Top Ten Celebrities This Decade Who Crashed and Burned with Video Evidence

Categories: Whatever

And a partridge in a pear tree...
Last week, we gave you our list of celebrities who manage to save their careers after difficult times. This week, we go a different direction. If we have learned anything from TMZ, it's that people love celebrity scandals and the more salacious it is, the more people like it.

The last ten years have seen plenty of celebrities suffer through problems from addiction and divorce to sex tapes and violence, but if you want to make it on our list of celebrities who crashed and burned, you have to do some really dumb stuff. It also helps if you were super famous to begin with and if you approached your failure with the smugness of a jerk off who cuts people off in traffic and flips them the bird because they honked.
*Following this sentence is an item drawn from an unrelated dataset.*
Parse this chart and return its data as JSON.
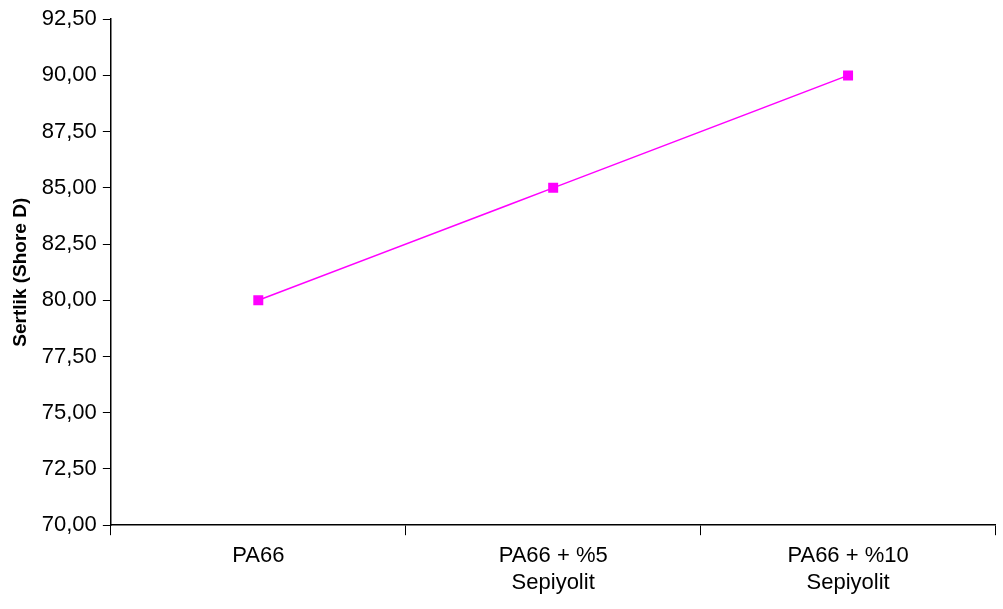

You have to be a real wreck to make this list. Here we go.

10. Tom Sizemore

Tom Sizemore is a critically acclaimed tough-guy actor, who has been highly sought after by directors and has appeared in numerous successful films including True Romance, Heat, Saving Private Ryan and Black Hawk Down. Unfortunately, Sizemore is also an addict. As a result, this promising actor now has a string of arrests and stints in jail to add to his resume. He has been shot, arrested for assault and battery against his former girlfriend, "Hollywood Madam" Heidi Fleiss, and nabbed for possession of meth. Recently, he was encouraged to go on Celebrity Rehab with Dr. Drew because if you are going to get sober, you may as well get paid for it.

9. David Hasselhoff

No one is allowed to hassle the Hoff except, of course, for the Hoff himself. The former soap star, chief Pamela Anderson bikini waxer on Baywatch and unlikely German pop star also happens to be a raging alcoholic who rolls around on the floor with hamburgers while his daughter rolls the camera. For someone with marginal talent, his stint as a judge on America's Got Talent notwithstanding, he should be drinking in every moment of success instead of every fifth of vodka he can get his hands on.

8. Tom DeLay

There are a lot of you out there who find this particular collapse to be quite satisfying. The self-proclaimed "Texas Hammer" and conservative congressional leader went from running the House of Representatives to being convicted of money laundering. His tactics as a political leader were often blunt and brutal, which made it seem like poetic justice when his guilty verdict was handed down in similar fashion. To go from a couple heartbeats away from the Presidency to a drop of the soap away from sodomy is a fall worthy of a Greek tragedy.

7. Tom Cruise

Does anyone remember when this guy made women swoon? We don't either. The superstar actor found success through good looks and a boyish charm on the big screen in everything from blockbuster films Top Gun and Mission Impossible to more dramatic turns in Rain Man and Magnolia. He stared down Jack Nicholson, became a Samurai and managed to survive Stanley Kubrick and his awful, spare, one-note-at-a-time piano theme in Eyes Wide Shut. Now, Cruise is known as much for his beliefs in Scientology, bizarre public behavior and the much rumored captivity of his actress wife, Katie Holmes. His movies have started to tank and everyone just assumes he's gay. On top of all that, Goose died because he was too much of a Maverick.

6. Michael Richards

Julia Louis-Dreyfus has managed to carve out a post-Seinfeld career for herself. Jerry still does stand up comedy quite successfully. Even Jason Alexander works in Broadway productions, where he got his start. Then there's Kramer. After the show about nothing went off the air, Richards found zero luck on his own. His NBC pilot tanked and nothing else substantial came along for the former hipster dufus. Then, in 2006, on stage at a comedy club, he went, as Regis Philbin said of Kramer, "bonko!" He not only called out a heckler, but dropped the n-word repeatedly. Naturally, it was all caught on camera. Richards appeared in several forums and offered awkward apologies, but the damage was done. Giddyup!